All what is here are good topics, and they point less to be for aiding the gaming community.
You're still going to have the moderate-sized miners that have a garage full of rack mining systems at home that have invested $50k+. But it would definitely kill off small scale mining, and those are really the people paying 200%+ premiums for video cards thinking they'll get rich quick. Large-scale miners aren't the ones paying $500 for a 1060 or 580, or $1500 for a 1080ti, they are buying in bulk (even by the pallet) at close to MSRP. So making small-scale mining unprofitable would definitely bring prices down for the gaming masses.
As others said, there is really nothing to cheer about ...
en.wikipedia.org/wiki/Turing_test
nVidia has shown they are very committed to the deep learning and AI sector, which has amazing long term potential and benefits across hundreds of use cases.
Crypto currency and mining on GPUs could be gone just as fast as their prices rise and fall, it's a very volatile. If it is true that releasing a mining card on a mass scale will drastically ramp up difficulty to mine on a GPU, why would they base an entire business model on something that will essentially create its own demise? (as in, the more people buy these cards> the more people will mine> the more difficult mining gets> the less return/value/reason there is to mining>the less people will buy the cards).

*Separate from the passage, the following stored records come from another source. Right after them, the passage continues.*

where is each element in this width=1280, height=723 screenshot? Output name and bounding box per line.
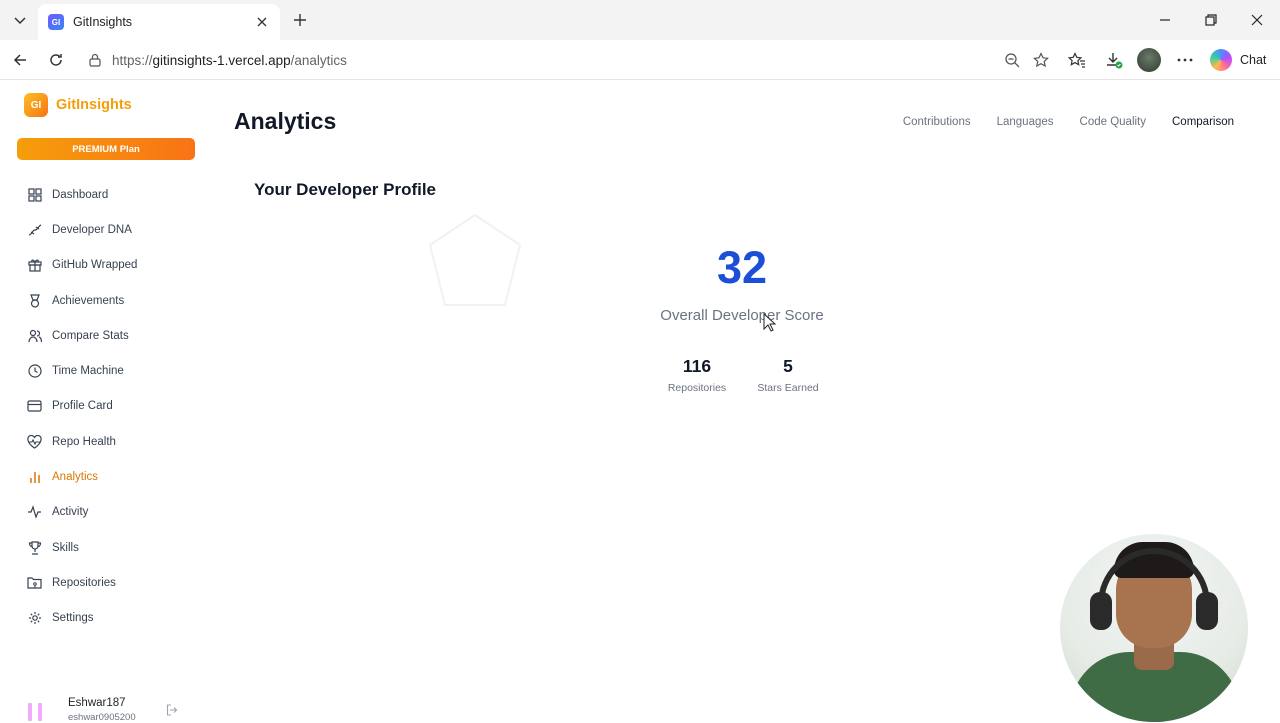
sidebar-item-label: Compare Stats [52, 329, 129, 342]
gift-icon [27, 258, 42, 273]
stat-stars: 5 Stars Earned [743, 356, 833, 394]
user-name: Eshwar187 [68, 697, 126, 709]
user-email: eshwar0905200 [68, 712, 136, 723]
tab-comparison[interactable]: Comparison [1172, 116, 1234, 128]
sidebar-item-label: Settings [52, 612, 94, 625]
url-path: /analytics [290, 52, 347, 68]
browser-tab-strip: GI GitInsights [0, 0, 1280, 40]
sidebar-nav: Dashboard Developer DNA GitHub Wrapped A… [0, 177, 212, 636]
developer-score-label: Overall Developer Score [660, 307, 824, 324]
avatar [28, 703, 54, 721]
sidebar-item-label: Dashboard [52, 188, 109, 201]
gear-icon [27, 611, 42, 626]
sidebar-item-label: Time Machine [52, 365, 124, 378]
tab-code-quality[interactable]: Code Quality [1080, 116, 1146, 128]
downloads-icon[interactable] [1100, 46, 1128, 74]
sidebar-item-label: Skills [52, 541, 79, 554]
sidebar-item-repositories[interactable]: Repositories [0, 565, 212, 600]
stat-value: 5 [783, 356, 793, 376]
users-icon [27, 328, 42, 343]
copilot-icon [1210, 49, 1232, 71]
premium-plan-button[interactable]: PREMIUM Plan [17, 138, 195, 160]
more-options-icon[interactable] [1171, 46, 1199, 74]
minimize-icon[interactable] [1151, 6, 1179, 34]
tab-title: GitInsights [73, 15, 133, 29]
sidebar-item-dashboard[interactable]: Dashboard [0, 177, 212, 212]
sidebar-item-developer-dna[interactable]: Developer DNA [0, 212, 212, 247]
url-text: https://gitinsights-1.vercel.app/analyti… [112, 53, 347, 68]
stat-value: 116 [682, 356, 712, 376]
browser-tab[interactable]: GI GitInsights [38, 4, 280, 40]
stat-label: Stars Earned [757, 382, 819, 394]
dna-icon [27, 222, 42, 237]
sidebar-item-label: Profile Card [52, 400, 113, 413]
heart-pulse-icon [27, 434, 42, 449]
tab-languages[interactable]: Languages [997, 116, 1054, 128]
sidebar-item-time-machine[interactable]: Time Machine [0, 353, 212, 388]
sidebar-item-label: Repositories [52, 576, 116, 589]
sidebar-item-compare-stats[interactable]: Compare Stats [0, 318, 212, 353]
tab-favicon-icon: GI [48, 14, 64, 30]
sidebar-item-label: Repo Health [52, 435, 116, 448]
brand-logo-icon: GI [24, 93, 48, 117]
restore-icon[interactable] [1197, 6, 1225, 34]
url-scheme: https:// [112, 52, 153, 68]
sidebar-item-label: Activity [52, 506, 89, 519]
sidebar: GI GitInsights PREMIUM Plan Dashboard De… [0, 81, 212, 723]
medal-icon [27, 293, 42, 308]
copilot-chat-button[interactable]: Chat [1210, 48, 1266, 72]
section-title: Your Developer Profile [254, 180, 437, 199]
bar-chart-icon [27, 470, 42, 485]
favorites-icon[interactable] [1063, 46, 1091, 74]
url-host: gitinsights-1.vercel.app [152, 52, 291, 68]
back-arrow-icon[interactable] [6, 46, 34, 74]
trophy-icon [27, 540, 42, 555]
user-profile[interactable]: Eshwar187 eshwar0905200 [28, 695, 208, 723]
sidebar-item-profile-card[interactable]: Profile Card [0, 389, 212, 424]
page-title: Analytics [234, 108, 337, 134]
analytics-tabs: Contributions Languages Code Quality Com… [877, 116, 1234, 128]
tab-close-icon[interactable] [254, 14, 270, 30]
new-tab-icon[interactable] [288, 8, 312, 32]
url-field[interactable]: https://gitinsights-1.vercel.app/analyti… [76, 45, 1064, 75]
window-close-icon[interactable] [1243, 6, 1271, 34]
stat-label: Repositories [667, 382, 727, 394]
activity-icon [27, 505, 42, 520]
favorite-star-icon[interactable] [1027, 46, 1055, 74]
sidebar-item-label: Achievements [52, 294, 125, 307]
sidebar-item-github-wrapped[interactable]: GitHub Wrapped [0, 248, 212, 283]
webcam-overlay [1060, 534, 1248, 722]
folder-git-icon [27, 575, 42, 590]
stat-repositories: 116 Repositories [652, 356, 742, 394]
tab-actions-chevron-icon[interactable] [6, 7, 34, 33]
site-info-icon[interactable] [88, 53, 102, 67]
logout-icon[interactable] [166, 703, 180, 717]
developer-score-value: 32 [716, 242, 768, 293]
brand-name: GitInsights [56, 97, 132, 113]
sidebar-item-skills[interactable]: Skills [0, 530, 212, 565]
clock-icon [27, 364, 42, 379]
card-icon [27, 399, 42, 414]
zoom-icon[interactable] [998, 46, 1026, 74]
sidebar-item-label: GitHub Wrapped [52, 259, 138, 272]
sidebar-item-repo-health[interactable]: Repo Health [0, 424, 212, 459]
reload-icon[interactable] [42, 46, 70, 74]
sidebar-item-activity[interactable]: Activity [0, 495, 212, 530]
sidebar-item-label: Developer DNA [52, 223, 132, 236]
profile-avatar-icon[interactable] [1135, 46, 1163, 74]
grid-icon [27, 187, 42, 202]
sidebar-item-settings[interactable]: Settings [0, 601, 212, 636]
sidebar-item-achievements[interactable]: Achievements [0, 283, 212, 318]
chat-label: Chat [1240, 53, 1267, 67]
sidebar-item-analytics[interactable]: Analytics [0, 459, 212, 494]
brand[interactable]: GI GitInsights [24, 93, 132, 117]
radar-chart-placeholder [428, 213, 522, 306]
mouse-cursor-icon [763, 313, 777, 332]
sidebar-item-label: Analytics [52, 471, 99, 484]
tab-contributions[interactable]: Contributions [903, 116, 971, 128]
address-bar: https://gitinsights-1.vercel.app/analyti… [0, 40, 1280, 80]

Because of this I would be shocked if this ends up being a mining specific card. But you never know, maybe it will be. Maybe they just want to cash in while the getting is great, and throw a bone to gamers. This is why I am not the head of nVidia I guess. All I can say is if it is a mining card, they need to disable mining on the GeForce brand completely, just as they have disabled the use of the GeForce brand in datacenters.